Both models solved the 10x10 puzzle easily. My expectation was that the CP model would be faster, for several reasons. First, it has 100 general integer variables, whereas the IP model started out with 1,100 binary variables (which the presolver whittled down to 119 binary variables, compared to 90 variables for the CP model after presolving). Second, the "all different" CP constraint seems to be a more efficient way than a steaming pile of inequality constraints to enforce the rule that no two cells in the same block take the same value. Third, CP Optimizer would be doing integer arithmetic while CPLEX would be doing double precision arithmetic, and on a per-operation basis integer arithmetic should be faster. Lastly, my experience in the past has been that the one edge IP models tend to have over CP models is tighter bounds, but that has no effect in a feasibility problem (when you are not optimizing anything).
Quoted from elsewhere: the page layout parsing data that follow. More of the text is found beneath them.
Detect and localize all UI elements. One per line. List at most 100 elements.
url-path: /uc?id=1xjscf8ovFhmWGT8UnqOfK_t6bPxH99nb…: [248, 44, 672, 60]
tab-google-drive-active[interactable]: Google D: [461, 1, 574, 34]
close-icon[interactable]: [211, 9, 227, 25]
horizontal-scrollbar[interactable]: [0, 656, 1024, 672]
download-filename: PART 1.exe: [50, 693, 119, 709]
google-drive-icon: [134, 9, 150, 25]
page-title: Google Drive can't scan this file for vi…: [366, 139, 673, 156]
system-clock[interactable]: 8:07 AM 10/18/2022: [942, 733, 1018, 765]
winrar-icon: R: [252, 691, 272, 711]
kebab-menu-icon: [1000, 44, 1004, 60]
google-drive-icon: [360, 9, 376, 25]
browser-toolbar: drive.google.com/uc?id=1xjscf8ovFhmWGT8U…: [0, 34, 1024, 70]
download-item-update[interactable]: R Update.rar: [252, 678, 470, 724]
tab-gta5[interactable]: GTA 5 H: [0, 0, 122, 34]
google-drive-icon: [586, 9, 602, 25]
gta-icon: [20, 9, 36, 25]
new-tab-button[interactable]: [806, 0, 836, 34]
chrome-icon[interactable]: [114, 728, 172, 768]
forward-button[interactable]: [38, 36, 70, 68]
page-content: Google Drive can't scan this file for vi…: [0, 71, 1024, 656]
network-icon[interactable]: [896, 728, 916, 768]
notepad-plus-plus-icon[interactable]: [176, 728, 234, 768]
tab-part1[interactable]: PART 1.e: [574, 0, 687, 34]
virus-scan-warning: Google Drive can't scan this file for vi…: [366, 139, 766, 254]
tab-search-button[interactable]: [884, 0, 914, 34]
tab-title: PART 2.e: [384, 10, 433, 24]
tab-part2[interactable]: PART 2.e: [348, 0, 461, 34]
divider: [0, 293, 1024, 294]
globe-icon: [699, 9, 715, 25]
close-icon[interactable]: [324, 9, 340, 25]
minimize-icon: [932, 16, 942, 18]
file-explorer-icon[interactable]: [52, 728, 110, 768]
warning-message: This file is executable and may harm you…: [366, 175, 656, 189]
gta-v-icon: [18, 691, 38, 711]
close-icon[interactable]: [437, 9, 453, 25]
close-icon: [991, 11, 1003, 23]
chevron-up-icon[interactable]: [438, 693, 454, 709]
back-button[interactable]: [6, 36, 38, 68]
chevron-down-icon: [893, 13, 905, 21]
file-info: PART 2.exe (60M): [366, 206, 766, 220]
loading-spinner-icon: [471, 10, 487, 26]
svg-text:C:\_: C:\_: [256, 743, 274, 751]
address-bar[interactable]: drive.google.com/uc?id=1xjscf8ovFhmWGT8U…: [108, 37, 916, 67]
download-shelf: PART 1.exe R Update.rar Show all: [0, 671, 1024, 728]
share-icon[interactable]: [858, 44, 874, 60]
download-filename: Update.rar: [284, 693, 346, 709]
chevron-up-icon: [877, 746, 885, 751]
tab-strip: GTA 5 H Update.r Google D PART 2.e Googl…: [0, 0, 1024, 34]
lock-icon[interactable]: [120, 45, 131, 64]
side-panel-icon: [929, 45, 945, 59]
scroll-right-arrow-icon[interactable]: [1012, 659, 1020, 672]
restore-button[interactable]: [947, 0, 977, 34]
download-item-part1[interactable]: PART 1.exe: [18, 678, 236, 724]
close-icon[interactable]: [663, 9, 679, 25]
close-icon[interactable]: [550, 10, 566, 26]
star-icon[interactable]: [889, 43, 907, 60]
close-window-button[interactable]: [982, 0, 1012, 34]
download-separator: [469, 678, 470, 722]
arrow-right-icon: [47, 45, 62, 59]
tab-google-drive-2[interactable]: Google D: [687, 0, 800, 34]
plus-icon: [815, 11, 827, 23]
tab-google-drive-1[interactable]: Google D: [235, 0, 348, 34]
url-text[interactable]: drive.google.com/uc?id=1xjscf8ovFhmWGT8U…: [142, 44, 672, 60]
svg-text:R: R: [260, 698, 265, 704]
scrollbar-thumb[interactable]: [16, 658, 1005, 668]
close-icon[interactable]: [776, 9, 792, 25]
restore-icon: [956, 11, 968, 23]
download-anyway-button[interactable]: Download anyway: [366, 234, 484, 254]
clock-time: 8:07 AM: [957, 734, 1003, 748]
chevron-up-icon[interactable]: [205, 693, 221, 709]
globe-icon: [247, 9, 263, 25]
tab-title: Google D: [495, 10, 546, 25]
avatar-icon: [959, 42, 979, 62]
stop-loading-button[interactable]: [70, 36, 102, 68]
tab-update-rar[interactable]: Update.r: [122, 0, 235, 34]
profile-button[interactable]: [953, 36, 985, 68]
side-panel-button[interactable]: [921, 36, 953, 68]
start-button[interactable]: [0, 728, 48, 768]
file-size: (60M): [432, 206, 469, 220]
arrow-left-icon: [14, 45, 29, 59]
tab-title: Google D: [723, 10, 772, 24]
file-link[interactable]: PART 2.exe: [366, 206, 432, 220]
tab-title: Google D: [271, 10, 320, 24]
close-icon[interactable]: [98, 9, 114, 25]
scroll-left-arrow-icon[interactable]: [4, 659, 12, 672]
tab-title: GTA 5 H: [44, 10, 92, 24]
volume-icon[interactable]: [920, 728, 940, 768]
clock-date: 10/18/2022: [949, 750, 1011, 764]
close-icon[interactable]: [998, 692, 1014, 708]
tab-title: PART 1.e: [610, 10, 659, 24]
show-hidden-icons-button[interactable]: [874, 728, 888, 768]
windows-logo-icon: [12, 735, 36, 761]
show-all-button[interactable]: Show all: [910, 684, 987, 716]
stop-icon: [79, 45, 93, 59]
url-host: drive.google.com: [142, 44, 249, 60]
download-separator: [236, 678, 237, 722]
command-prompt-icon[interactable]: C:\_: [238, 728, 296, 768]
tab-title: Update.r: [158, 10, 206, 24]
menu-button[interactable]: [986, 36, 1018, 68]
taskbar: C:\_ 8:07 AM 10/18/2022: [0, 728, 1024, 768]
As it turns out, I was in for a surprise. Actually, make that two surprises. First, the IP model after presolving had 211 constraints, whereas the CP model after presolving had 7,399 constraints. Note that, in the implication constraints, the left side and each equality on the right side count as a constraint. I'm not sure how comparable constraints are between the two models, but I was not expecting the CP model to have so many more. Second, while both model solved in negligible time, the IP model was faster. CPLEX solved the IP model at the root node (no branching) in about 0.01 seconds on my fairly average desktop PC. CP Optimizer needed 2,678 branches and about 0.12 seconds to solve the CP model, of which 0.05 seconds was spent in the "engine" (i.e., solving) and the rest was spent in "extraction" (turning the model into something suitable for the engine).

My Java code (which requires both CPLEX and CP Optimizer but nothing else) can be found in my GitLab repository.